By creating a wide variety of cards across the power spectrum it gives the players greater agency in finding their own perfect way to play the game.

I'm fine with cards that fit specific niche. Few cards can be universal, and if they are, then they are probably too powerful. I'm not fine with cards can only be used with one specific hero, period. Taking your example, a card that is only useful for solo play in a game with 1-4 players has a 25% potential to be useful (and that's if we just take rough number of possible numbers of players, because something tells me solo play is the most popular play mode of this game). If we take a card that can only be used with specific hero, we're talking around 2%~ or less usage range.

Am I the only one who can't make any sense of this maths?

Let me break down that for ya a bit.

There are currently 72 released heroes. I won't be taking different versions of a single hero into account for the simplicity. If a card only interacts with a single specific hero, it means it can only be used in 100/72=1.38% situations that are available to you in terms of heroes you're running.
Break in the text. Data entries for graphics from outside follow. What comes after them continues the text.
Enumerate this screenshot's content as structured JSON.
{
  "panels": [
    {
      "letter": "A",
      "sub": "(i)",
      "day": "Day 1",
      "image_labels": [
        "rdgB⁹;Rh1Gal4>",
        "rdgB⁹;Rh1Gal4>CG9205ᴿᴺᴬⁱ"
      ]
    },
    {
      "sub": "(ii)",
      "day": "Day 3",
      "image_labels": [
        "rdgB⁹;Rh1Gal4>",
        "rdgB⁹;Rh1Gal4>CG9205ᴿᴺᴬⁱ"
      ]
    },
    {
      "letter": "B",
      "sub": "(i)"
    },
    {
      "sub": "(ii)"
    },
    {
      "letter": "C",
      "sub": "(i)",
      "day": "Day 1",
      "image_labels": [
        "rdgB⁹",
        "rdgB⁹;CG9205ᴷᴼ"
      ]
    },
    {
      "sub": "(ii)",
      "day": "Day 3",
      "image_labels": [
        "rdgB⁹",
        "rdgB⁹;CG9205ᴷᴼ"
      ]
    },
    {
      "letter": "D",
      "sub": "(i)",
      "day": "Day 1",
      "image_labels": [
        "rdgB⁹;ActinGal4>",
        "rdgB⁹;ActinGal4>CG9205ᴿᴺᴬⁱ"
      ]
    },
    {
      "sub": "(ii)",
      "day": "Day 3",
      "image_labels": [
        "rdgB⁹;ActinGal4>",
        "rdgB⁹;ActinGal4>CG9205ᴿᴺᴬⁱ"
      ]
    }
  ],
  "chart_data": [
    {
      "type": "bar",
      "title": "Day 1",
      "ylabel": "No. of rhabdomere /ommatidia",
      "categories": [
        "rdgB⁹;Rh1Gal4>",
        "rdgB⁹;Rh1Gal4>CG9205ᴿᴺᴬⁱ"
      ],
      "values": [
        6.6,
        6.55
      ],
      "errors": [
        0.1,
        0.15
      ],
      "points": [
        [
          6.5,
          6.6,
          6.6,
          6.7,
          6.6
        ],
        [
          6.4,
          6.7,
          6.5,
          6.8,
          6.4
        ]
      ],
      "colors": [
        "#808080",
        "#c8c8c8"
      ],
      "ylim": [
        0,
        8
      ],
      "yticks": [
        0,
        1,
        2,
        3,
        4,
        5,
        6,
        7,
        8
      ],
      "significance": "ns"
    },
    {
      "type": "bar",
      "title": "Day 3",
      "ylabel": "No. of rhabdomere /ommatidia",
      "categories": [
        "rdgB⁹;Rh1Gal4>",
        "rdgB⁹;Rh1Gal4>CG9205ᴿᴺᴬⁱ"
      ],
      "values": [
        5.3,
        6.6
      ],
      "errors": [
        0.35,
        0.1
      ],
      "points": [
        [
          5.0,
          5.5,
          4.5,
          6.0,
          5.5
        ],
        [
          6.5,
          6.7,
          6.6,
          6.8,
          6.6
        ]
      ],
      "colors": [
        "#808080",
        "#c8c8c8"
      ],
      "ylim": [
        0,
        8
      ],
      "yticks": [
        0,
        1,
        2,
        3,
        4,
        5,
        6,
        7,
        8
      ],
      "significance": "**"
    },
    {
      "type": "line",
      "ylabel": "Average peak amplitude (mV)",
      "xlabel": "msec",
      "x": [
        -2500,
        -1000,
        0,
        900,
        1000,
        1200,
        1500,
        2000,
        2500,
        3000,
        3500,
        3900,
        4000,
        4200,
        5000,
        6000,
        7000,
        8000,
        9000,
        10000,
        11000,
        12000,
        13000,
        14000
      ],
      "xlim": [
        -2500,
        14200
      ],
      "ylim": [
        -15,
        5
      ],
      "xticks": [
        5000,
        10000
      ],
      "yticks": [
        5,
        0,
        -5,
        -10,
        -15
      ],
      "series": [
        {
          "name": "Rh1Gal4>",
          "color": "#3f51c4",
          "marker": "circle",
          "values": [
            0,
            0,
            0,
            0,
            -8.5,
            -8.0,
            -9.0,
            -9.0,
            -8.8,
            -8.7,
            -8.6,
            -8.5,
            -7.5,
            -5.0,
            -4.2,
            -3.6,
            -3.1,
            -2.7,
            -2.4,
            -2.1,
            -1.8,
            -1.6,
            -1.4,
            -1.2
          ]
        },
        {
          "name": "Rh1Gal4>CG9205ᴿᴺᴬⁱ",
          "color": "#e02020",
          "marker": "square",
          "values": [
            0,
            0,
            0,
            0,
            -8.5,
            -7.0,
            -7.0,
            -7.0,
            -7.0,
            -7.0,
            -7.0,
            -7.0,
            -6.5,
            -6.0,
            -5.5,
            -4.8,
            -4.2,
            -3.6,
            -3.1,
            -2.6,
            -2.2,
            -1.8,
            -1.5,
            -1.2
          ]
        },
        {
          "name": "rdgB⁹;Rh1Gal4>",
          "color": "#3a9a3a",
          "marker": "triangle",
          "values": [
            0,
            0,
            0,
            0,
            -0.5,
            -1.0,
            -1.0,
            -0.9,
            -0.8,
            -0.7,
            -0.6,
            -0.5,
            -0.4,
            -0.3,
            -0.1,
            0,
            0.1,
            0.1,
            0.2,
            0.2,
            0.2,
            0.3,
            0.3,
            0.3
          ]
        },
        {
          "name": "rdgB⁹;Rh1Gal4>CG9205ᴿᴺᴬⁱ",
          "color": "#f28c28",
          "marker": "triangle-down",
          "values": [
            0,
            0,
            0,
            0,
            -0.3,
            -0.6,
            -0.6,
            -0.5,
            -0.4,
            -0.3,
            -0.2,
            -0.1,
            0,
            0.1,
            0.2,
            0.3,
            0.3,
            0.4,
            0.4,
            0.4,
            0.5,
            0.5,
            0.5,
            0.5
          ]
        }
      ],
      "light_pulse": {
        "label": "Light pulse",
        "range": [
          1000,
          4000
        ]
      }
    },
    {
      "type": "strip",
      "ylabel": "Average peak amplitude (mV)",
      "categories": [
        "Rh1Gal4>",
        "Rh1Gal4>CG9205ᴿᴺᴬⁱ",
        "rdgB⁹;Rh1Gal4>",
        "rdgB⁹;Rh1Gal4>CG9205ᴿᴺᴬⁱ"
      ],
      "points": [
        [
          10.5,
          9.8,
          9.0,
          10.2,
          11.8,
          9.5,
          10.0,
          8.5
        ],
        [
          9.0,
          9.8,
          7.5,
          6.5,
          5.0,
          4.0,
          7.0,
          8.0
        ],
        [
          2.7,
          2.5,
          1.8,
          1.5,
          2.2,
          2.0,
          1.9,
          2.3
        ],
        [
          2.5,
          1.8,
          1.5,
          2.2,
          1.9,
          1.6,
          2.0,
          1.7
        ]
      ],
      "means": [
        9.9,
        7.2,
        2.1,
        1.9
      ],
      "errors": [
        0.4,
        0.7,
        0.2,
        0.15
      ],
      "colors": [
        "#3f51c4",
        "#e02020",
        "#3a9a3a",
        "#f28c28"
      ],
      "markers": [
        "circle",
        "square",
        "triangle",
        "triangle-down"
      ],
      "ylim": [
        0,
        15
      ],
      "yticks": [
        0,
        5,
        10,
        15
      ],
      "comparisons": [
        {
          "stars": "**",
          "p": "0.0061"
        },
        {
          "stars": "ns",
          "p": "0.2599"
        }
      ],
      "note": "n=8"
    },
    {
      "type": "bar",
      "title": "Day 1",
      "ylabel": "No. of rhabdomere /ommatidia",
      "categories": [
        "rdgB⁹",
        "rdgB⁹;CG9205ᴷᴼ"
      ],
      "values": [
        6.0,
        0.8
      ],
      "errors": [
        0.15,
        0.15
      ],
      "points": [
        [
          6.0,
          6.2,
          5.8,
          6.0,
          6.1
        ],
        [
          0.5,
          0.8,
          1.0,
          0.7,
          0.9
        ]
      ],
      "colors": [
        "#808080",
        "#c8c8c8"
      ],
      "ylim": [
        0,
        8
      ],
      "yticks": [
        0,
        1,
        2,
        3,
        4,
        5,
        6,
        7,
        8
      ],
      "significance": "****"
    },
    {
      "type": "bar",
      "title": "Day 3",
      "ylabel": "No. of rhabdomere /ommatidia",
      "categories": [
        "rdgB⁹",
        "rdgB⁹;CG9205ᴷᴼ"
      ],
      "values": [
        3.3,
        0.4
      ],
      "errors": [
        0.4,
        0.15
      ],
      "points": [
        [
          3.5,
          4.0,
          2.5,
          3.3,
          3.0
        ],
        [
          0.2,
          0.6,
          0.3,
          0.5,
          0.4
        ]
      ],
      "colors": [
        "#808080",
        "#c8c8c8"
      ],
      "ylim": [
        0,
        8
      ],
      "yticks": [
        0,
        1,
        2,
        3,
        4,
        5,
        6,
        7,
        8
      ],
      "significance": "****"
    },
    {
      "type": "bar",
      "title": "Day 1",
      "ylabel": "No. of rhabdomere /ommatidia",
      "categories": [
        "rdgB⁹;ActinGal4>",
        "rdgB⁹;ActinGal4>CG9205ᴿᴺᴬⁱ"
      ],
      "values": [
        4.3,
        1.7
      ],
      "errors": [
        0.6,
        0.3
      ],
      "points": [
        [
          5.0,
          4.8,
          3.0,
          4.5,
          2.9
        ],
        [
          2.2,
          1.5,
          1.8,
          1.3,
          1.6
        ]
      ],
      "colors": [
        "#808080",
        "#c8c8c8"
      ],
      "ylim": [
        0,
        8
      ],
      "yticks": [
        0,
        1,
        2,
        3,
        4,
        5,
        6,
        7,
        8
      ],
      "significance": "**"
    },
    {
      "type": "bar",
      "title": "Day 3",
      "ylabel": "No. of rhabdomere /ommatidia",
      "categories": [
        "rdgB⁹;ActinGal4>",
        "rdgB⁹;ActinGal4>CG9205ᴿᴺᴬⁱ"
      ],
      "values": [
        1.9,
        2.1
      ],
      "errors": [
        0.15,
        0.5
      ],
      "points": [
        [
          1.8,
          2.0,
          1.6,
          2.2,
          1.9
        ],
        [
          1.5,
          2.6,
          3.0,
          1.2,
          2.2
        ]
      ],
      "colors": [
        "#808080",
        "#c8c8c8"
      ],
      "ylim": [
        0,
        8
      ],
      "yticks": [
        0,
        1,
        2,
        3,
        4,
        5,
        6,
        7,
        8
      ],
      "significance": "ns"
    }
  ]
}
Simply put it: you don't use said hero = you got yourself a dead card, congrats.

Just as something to compare, if a card interacts with a Warrior hero, then we got (100/72)*20=27.77% cases where that card can be used within current hero pool. Do you feel the difference?

As soon as you start deckbuilding, every choice you make renders cards "dead cards". I didn't play saga, so all the fellowship cards are dead. I didn't choose a tactics hero, so tactics cards are dead. I didn't choose any elves, so all the Noldor/Silvan cards are dead. etc.

Just because a card *could* theoretically be used more than another doesn't mean it *will* be. The named hero attachments tend to only be for big-name heroes like Aragorn or Gandalf, which I would suggest (based on anecdotal evidence from discussions/deck designs on these boards, and personal experience) see play a lot more than other, lesser heroes. As a result, their "named attachments" see more play as well.

For example, Captain of Gondor is a great card, and I use it in decks. It can attach to a warrior hero, it doesn't name a hero. But I see it show up far less frequently than Gandalf's Staff or Shadowfax, or Vilya and Nenya. Having powerful effects have an additional restriction prevents them overwhelming the game, while still being playable.

Edited by CaffeineAddict

So "Your argument doesn't make sense"="You are incapable of judgement"??

Overstate things much? I gotta say... it doesn't make sense.

However, on a positive note we have some agreement. I think it is clear that we not going to be able to have a meaningful discussion.